Australian public servant

Stephen Lamont Crean (12 July 1947 – August 1985) was an Australian public servant, who was the son of Frank Crean and brother of Simon and David Crean, all politicians.

Crean came to national attention in Australia due to his 1985 disappearance while skiing and the scale of the unsuccessful search to find him. He disappeared after skiing out of Charlotte Pass, New South Wales, launching one of the most intensive searches in Australian history. He was declared dead at age 38. His remains were found in 1987.

==Education and adult life==
Crean was educated at Melbourne High School and studied at Monash University. He completed an arts degree at the Australian National University. He joined the Commonwealth Public Service in April, 1968, as a clerk with the Department of Supply and Transport. In 1972 he moved to the Department of Overseas Trade, and in 1974 joined the Department of Transport.

Crean was married with three children.

For over six years Crean served on the executive of the Scout Association in Canberra.

==Disappearance and search==
On 6 August 1985, he set off from Charlotte Pass ski village, possibly intending to ski to the nearby Thredbo ski resort. It is believed that, as he travelled, Crean became lost in the falling snow and died of exposure. His disappearance resulted in one of the most intensive searches undertaken in the Australian snowfields, involving at times two helicopters and 50 searchers but the search did not recover his body.
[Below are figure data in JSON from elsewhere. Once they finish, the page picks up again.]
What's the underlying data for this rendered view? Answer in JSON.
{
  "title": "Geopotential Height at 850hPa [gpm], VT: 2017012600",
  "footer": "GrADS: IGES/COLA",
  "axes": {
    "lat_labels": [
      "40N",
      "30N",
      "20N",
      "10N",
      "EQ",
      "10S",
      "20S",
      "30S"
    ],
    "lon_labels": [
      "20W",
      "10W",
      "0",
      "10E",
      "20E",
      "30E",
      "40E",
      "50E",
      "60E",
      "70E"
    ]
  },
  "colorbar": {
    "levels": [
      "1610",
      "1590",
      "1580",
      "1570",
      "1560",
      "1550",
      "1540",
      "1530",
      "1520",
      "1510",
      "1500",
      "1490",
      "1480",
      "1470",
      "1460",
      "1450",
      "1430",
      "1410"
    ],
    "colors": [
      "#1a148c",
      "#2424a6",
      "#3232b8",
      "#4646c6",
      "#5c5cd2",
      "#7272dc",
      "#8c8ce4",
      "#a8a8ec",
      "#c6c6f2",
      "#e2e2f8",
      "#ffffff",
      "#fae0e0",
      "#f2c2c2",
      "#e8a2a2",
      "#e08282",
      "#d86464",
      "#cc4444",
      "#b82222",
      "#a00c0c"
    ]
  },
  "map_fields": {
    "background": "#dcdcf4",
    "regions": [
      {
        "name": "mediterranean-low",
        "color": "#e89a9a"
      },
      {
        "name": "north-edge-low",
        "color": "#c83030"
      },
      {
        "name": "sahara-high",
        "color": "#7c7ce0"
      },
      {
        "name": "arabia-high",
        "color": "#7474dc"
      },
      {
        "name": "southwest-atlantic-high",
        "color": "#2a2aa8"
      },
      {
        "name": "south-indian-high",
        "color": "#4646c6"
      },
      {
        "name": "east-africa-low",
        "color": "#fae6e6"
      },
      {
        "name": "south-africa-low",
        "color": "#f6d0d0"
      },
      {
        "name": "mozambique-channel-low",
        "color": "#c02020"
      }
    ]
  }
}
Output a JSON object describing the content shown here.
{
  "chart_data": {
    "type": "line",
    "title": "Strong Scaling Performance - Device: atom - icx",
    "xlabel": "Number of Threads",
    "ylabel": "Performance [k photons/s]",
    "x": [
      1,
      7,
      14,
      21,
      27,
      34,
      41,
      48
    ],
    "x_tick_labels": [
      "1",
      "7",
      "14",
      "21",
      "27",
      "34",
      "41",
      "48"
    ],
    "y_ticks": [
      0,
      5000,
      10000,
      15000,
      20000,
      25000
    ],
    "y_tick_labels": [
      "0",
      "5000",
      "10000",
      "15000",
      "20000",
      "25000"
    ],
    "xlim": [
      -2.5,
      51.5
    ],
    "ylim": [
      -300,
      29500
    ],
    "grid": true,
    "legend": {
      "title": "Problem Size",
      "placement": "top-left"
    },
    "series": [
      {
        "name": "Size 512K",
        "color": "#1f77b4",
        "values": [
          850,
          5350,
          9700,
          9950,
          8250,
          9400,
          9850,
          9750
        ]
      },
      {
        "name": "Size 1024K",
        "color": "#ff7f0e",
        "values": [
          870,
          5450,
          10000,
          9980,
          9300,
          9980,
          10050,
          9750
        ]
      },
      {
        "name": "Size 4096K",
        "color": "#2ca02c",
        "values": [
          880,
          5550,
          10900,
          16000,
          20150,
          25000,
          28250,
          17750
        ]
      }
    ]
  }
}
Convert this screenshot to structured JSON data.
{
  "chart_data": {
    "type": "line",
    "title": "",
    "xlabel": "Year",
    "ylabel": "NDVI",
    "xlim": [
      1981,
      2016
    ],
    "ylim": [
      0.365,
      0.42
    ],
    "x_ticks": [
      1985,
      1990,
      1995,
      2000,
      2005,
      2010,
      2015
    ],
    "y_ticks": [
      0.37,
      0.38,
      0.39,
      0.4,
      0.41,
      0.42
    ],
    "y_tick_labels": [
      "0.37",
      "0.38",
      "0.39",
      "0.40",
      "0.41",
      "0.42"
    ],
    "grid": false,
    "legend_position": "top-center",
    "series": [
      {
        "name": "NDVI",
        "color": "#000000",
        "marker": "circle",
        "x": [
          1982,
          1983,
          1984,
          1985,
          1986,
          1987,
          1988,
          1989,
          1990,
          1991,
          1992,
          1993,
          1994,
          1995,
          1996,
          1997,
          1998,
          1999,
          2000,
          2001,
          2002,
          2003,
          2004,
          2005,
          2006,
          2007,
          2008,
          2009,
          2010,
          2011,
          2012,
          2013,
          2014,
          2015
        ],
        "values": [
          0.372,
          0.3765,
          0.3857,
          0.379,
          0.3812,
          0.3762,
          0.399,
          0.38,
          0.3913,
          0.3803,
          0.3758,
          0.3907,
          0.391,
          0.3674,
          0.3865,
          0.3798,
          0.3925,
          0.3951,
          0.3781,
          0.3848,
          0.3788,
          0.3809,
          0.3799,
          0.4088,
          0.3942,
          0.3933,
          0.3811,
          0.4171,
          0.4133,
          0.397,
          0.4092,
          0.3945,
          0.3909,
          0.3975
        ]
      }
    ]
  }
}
A final, unsuccessful, search was undertaken in November 1985.

==Discovery==
Seventeen months later in January 1987, a walker found his skeletal remains by chance, only a few kilometres from Charlotte Pass and Thredbo. Police at Khancoban received by mail Crean's wallet and identity papers. Police later arrested Stephen James Forsythe, who had stumbled upon a skeleton while walking in Kosciuszko and had reportedly removed the skull.

==Outcomes==
Crean's disappearance resulted in an extensive debate about the methodology of searching for missing persons. The police were criticised for failing to utilise local knowledge and experience, the lack of experience of many of the police involved in the search, and poor co-ordination of air support. They were also criticised for being overly optimistic, which possibly resulted in initial complacency at Crean's safe return.

Crean's disappearance, and consequent search for him, is considered a reference event, and is referred to in contemporaneous comment and the reporting of later similar events, and also by members of the public, over the following decades.